Kita sedang menyaksikan bentuk baru kolonialisme bukan oleh bangsa asing, tapi oleh sistem kebijakan sendiri. Jika dulu dijajah karena tanah dan tenaga, kini dijajah lewat data dan stiker.
Bansos dan Kebanggaan Palsu
Label “Keluarga Miskin” tidak hanya menandai siapa yang menerima bantuan, tapi juga menciptakan kebanggaan palsu. Seolah-olah menjadi miskin dan menerima bantuan adalah bentuk “hubungan baik” dengan pemerintah.
Inilah bentuk propaganda yang halus. Bansos bukan lagi wujud empati sosial, tapi alat legitimasi politik. Siapa yang patuh dan diam, akan terus diberi. Siapa yang menolak label atau bertanya, akan dicoret. Maka jangan heran jika kemiskinan tidak pernah benar-benar berkurang, hanya berpindah wajah dari penderitaan ekonomi ke ketergantungan politik.
Krisis Martabat di Tengah Data Statistik
Secara statistik, angka kemiskinan Bengkulu memang menurun. Tapi mari jujur: apakah kemiskinan benar-benar hilang, atau hanya disamarkan lewat narasi “bantuan tersalurkan”?
Martabat manusia tak bisa diukur dengan angka. Tidak ada data yang mampu menggambarkan rasa malu seorang ayah ketika rumahnya diberi label “Keluarga Miskin”. Tidak ada laporan kinerja yang bisa menuliskan rasa perih seorang ibu ketika anaknya diejek karena stiker di dinding rumah mereka.
Bantuan yang menghina lebih kejam dari kemiskinan itu sendiri. Karena ia tidak hanya membuat orang lapar, tapi juga mencuri kehormatan.

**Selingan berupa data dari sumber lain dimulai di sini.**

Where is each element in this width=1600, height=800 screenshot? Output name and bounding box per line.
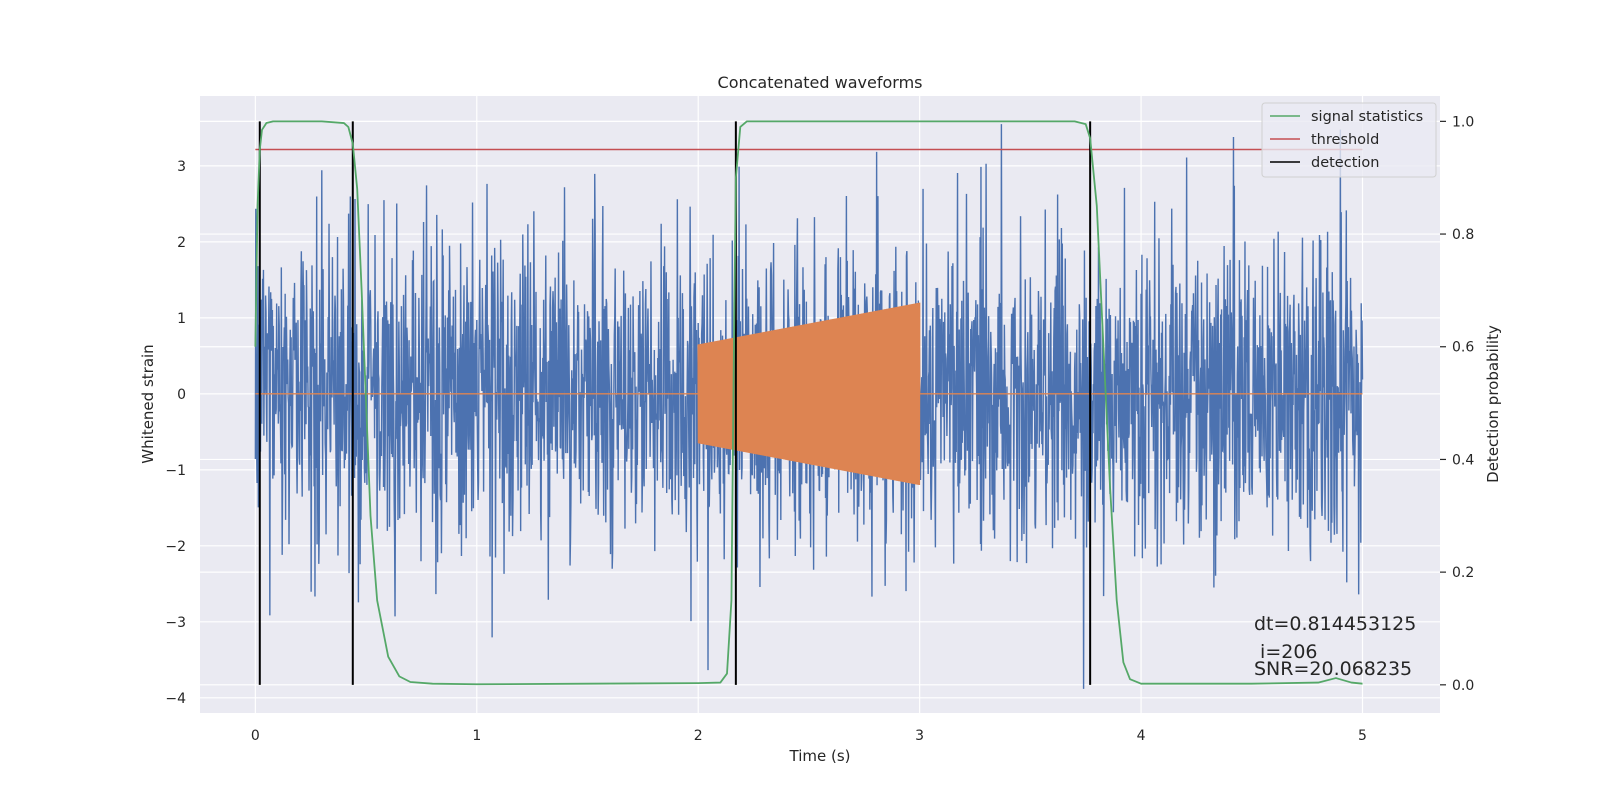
- y-tick-label: 1: [177, 311, 186, 327]
- y-tick-label: 2: [177, 235, 186, 251]
- y2-tick-label: 0.0: [1452, 678, 1474, 694]
- annotation-i: i=206: [1254, 641, 1318, 663]
- y-tick-label: 0: [177, 387, 186, 403]
- annotation-snr: SNR=20.068235: [1254, 658, 1412, 680]
- legend: signal statistics threshold detection: [1261, 102, 1437, 178]
- y-tick-label: −4: [165, 691, 186, 707]
- y-axis-label: Whitened strain: [139, 344, 157, 463]
- x-tick-label: 2: [694, 728, 703, 744]
- x-tick-label: 0: [251, 728, 260, 744]
- series-signal-statistics: [254, 120, 1363, 686]
- x-tick-label: 4: [1137, 728, 1146, 744]
- ticks: 0 1 2 3 4 5 −4 −3 −2 −1 0 1 2 3 0.0 0.2 0.4 0.6 0.8 1.0: [165, 114, 1474, 744]
- legend-label-threshold: threshold: [1311, 132, 1379, 148]
- legend-box: [1261, 102, 1437, 178]
- y2-tick-label: 0.6: [1452, 340, 1474, 356]
- annotation-dt: dt=0.814453125: [1254, 613, 1416, 635]
- series-waveform: [255, 302, 1363, 486]
- legend-label-signal-statistics: signal statistics: [1311, 109, 1423, 125]
- x-axis-label: Time (s): [789, 747, 851, 765]
- x-tick-label: 3: [915, 728, 924, 744]
- x-tick-label: 5: [1358, 728, 1367, 744]
- y-tick-label: −3: [165, 615, 186, 631]
- y-tick-label: 3: [177, 159, 186, 175]
- y2-tick-label: 0.2: [1452, 565, 1474, 581]
- y2-tick-label: 0.4: [1452, 452, 1474, 468]
- y2-tick-label: 0.8: [1452, 227, 1474, 243]
- legend-label-detection: detection: [1311, 155, 1379, 171]
- y-tick-label: −2: [165, 539, 186, 555]
- y2-axis-label: Detection probability: [1484, 325, 1502, 483]
- y-tick-label: −1: [165, 463, 186, 479]
- x-tick-label: 1: [472, 728, 481, 744]
- chart-title: Concatenated waveforms: [718, 73, 923, 92]
- y2-tick-label: 1.0: [1452, 114, 1474, 130]
- data-layer: [254, 120, 1364, 689]
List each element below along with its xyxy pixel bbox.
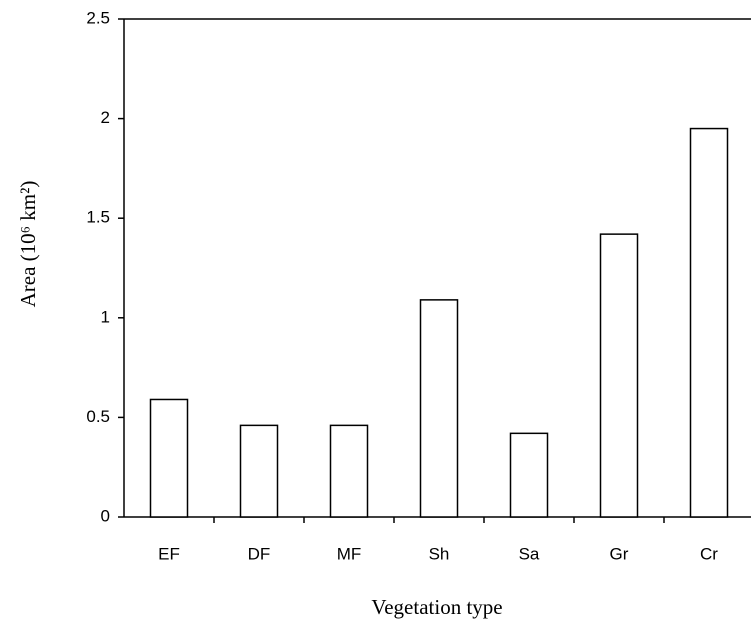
bar <box>239 424 279 518</box>
bar <box>329 424 369 518</box>
y-axis-title: Area (10⁶ km²) <box>16 181 40 308</box>
y-tick-label: 1.5 <box>86 208 110 227</box>
bar <box>599 233 639 518</box>
x-tick-label: MF <box>337 544 362 563</box>
bar <box>689 127 729 518</box>
y-tick-label: 2 <box>101 108 110 127</box>
x-tick-label: Sa <box>519 544 540 563</box>
bar <box>419 299 459 518</box>
y-tick-label: 2.5 <box>86 8 110 27</box>
x-tick-label: DF <box>248 544 271 563</box>
x-tick-label: Cr <box>700 544 718 563</box>
x-tick-label: EF <box>158 544 180 563</box>
x-tick-label: Sh <box>429 544 450 563</box>
bar <box>149 398 189 518</box>
x-tick-label: Gr <box>610 544 629 563</box>
y-tick-label: 0 <box>101 506 110 525</box>
y-tick-label: 1 <box>101 307 110 326</box>
y-tick-label: 0.5 <box>86 407 110 426</box>
bar <box>509 432 549 518</box>
x-axis-title: Vegetation type <box>371 595 502 619</box>
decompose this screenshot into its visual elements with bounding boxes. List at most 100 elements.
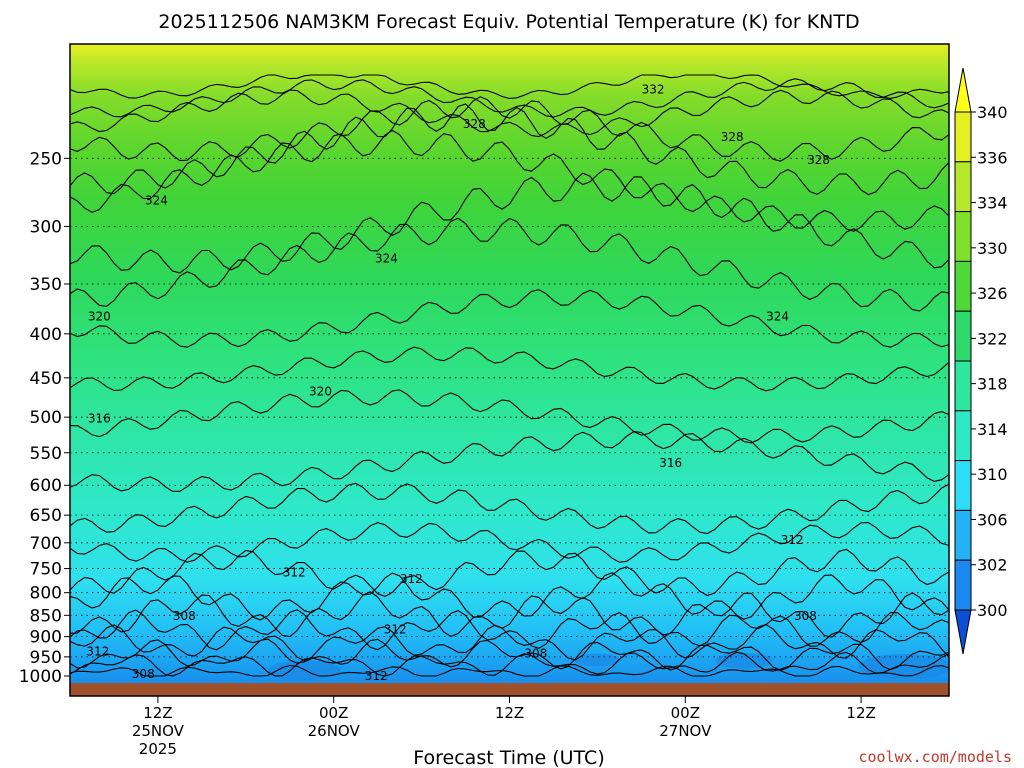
- colorbar-label: 314: [977, 420, 1008, 439]
- contour-line: [70, 78, 949, 118]
- contour-line: [70, 103, 949, 196]
- contour-line: [70, 289, 949, 348]
- low-theta-pocket: [858, 653, 949, 680]
- contour-label: 312: [400, 572, 423, 586]
- y-tick-label: 1000: [19, 667, 62, 687]
- contour-labels: 332 328 328 328 324 324 324 320 320 316 316 312 312 3…: [86, 83, 830, 683]
- colorbar-label: 300: [977, 601, 1008, 620]
- contour-line: [70, 129, 949, 232]
- contour-label: 324: [145, 194, 168, 208]
- y-tick-label: 550: [30, 444, 62, 464]
- contour-line: [70, 609, 949, 651]
- y-tick-label: 600: [30, 476, 62, 496]
- y-axis: 2503003504004505005506006507007508008509…: [19, 149, 70, 687]
- colorbar-segment: [954, 559, 972, 611]
- colorbar-segment: [954, 360, 972, 412]
- y-tick-label: 350: [30, 275, 62, 295]
- contour-label: 324: [766, 310, 789, 324]
- colorbar-label: 334: [977, 194, 1008, 213]
- contour-label: 316: [88, 412, 111, 426]
- contour-label: 312: [365, 669, 388, 683]
- colorbar-bottom-arrow: [954, 609, 972, 655]
- contour-label: 316: [659, 456, 682, 470]
- plot-area: 332 328 328 328 324 324 324 320 320 316 316 312 312 3…: [70, 44, 949, 696]
- contour-line: [70, 346, 949, 392]
- contour-line: [70, 572, 949, 621]
- terrain-strip: [70, 683, 949, 696]
- colorbar: 340 336 334 330 326 322 318 314 310 306 302 300: [954, 67, 1008, 655]
- contour-line: [70, 389, 949, 444]
- colorbar-label: 302: [977, 556, 1008, 575]
- colorbar-label: 340: [977, 103, 1008, 122]
- contour-label: 308: [794, 609, 817, 623]
- contour-line: [70, 623, 949, 662]
- x-tick-label: 00Z: [319, 704, 348, 722]
- contour-line: [70, 430, 949, 492]
- contour-line: [70, 638, 949, 671]
- colorbar-segment: [954, 410, 972, 462]
- y-tick-label: 850: [30, 606, 62, 626]
- contour-line: [70, 548, 949, 598]
- y-tick-label: 700: [30, 534, 62, 554]
- contour-label: 312: [384, 623, 407, 637]
- colorbar-segment: [954, 509, 972, 561]
- contour-label: 332: [642, 83, 665, 97]
- contour-label: 328: [721, 130, 744, 144]
- x-tick-year: 2025: [139, 740, 177, 758]
- colorbar-segment: [954, 211, 972, 262]
- x-tick-date: 26NOV: [308, 722, 361, 740]
- theta-e-field: [70, 44, 949, 696]
- contour-label: 328: [807, 153, 830, 167]
- y-tick-label: 500: [30, 408, 62, 428]
- contour-line: [70, 74, 949, 99]
- contour-label: 320: [88, 310, 111, 324]
- colorbar-segment: [954, 460, 972, 511]
- contour-label: 308: [173, 609, 196, 623]
- y-tick-label: 750: [30, 560, 62, 580]
- colorbar-segment: [954, 260, 972, 312]
- colorbar-segment: [954, 111, 972, 163]
- y-tick-label: 800: [30, 584, 62, 604]
- y-tick-label: 300: [30, 217, 62, 237]
- contour-lines: [70, 74, 949, 677]
- x-tick-label: 00Z: [671, 704, 700, 722]
- contour-label: 320: [309, 385, 332, 399]
- y-tick-label: 450: [30, 369, 62, 389]
- colorbar-top-arrow: [954, 67, 972, 113]
- colorbar-segment: [954, 310, 972, 362]
- colorbar-label: 306: [977, 510, 1008, 529]
- contour-line: [70, 96, 949, 162]
- gridlines: [70, 157, 949, 658]
- contour-line: [70, 591, 949, 638]
- x-axis-label: Forecast Time (UTC): [413, 747, 604, 768]
- x-tick-label: 12Z: [495, 704, 524, 722]
- low-theta-pocket: [268, 660, 341, 681]
- x-tick-label: 12Z: [143, 704, 172, 722]
- colorbar-label: 318: [977, 375, 1008, 394]
- y-tick-label: 400: [30, 325, 62, 345]
- contour-line: [70, 664, 949, 677]
- x-tick-date: 27NOV: [659, 722, 712, 740]
- contour-line: [70, 522, 949, 563]
- colorbar-label: 310: [977, 465, 1008, 484]
- chart-title: 2025112506 NAM3KM Forecast Equiv. Potent…: [158, 11, 859, 33]
- contour-line: [70, 172, 949, 274]
- colorbar-label: 326: [977, 284, 1008, 303]
- colorbar-label: 336: [977, 148, 1008, 167]
- colorbar-label: 330: [977, 239, 1008, 258]
- y-tick-label: 950: [30, 648, 62, 668]
- contour-label: 328: [463, 117, 486, 131]
- contour-label: 324: [375, 252, 398, 266]
- contour-line: [70, 651, 949, 677]
- credit-text: coolwx.com/models: [858, 748, 1012, 766]
- colorbar-segment: [954, 161, 972, 213]
- contour-label: 312: [781, 533, 804, 547]
- x-tick-label: 12Z: [846, 704, 875, 722]
- y-tick-label: 250: [30, 149, 62, 169]
- contour-line: [70, 89, 949, 138]
- colorbar-label: 322: [977, 329, 1008, 348]
- y-tick-label: 900: [30, 628, 62, 648]
- contour-line: [70, 217, 949, 312]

Saat Negara Membuat Kemiskinan Jadi Identitas
Labelisasi bansos di Bengkulu adalah potret paling jujur dari wajah kesejahteraan semu di negeri ini. Ia memperlihatkan bagaimana sistem yang seharusnya membebaskan, justru menindas secara halus.
Kita hidup di era di mana kemiskinan dilegalkan, dimaklumi, bahkan dirayakan dalam bentuk stiker. Warga yang seharusnya berdaya malah diajari untuk bersyukur karena “masih diakui miskin.” Dan negara, yang seharusnya menciptakan kemandirian, justru menciptakan budaya tunduk.
Labelisasi ini bukan sekadar persoalan kebijakan. Ia adalah tanda runtuhnya peradaban, ketika kemiskinan tidak lagi dianggap masalah moral, tetapi alat politik. Dan ketika rakyat merasa bangga disebut miskin karena itu syarat menerima bantuan, maka sesungguhnya kita sedang kehilangan sesuatu yang jauh lebih berharga dari uang yakni harga diri sebagai manusia.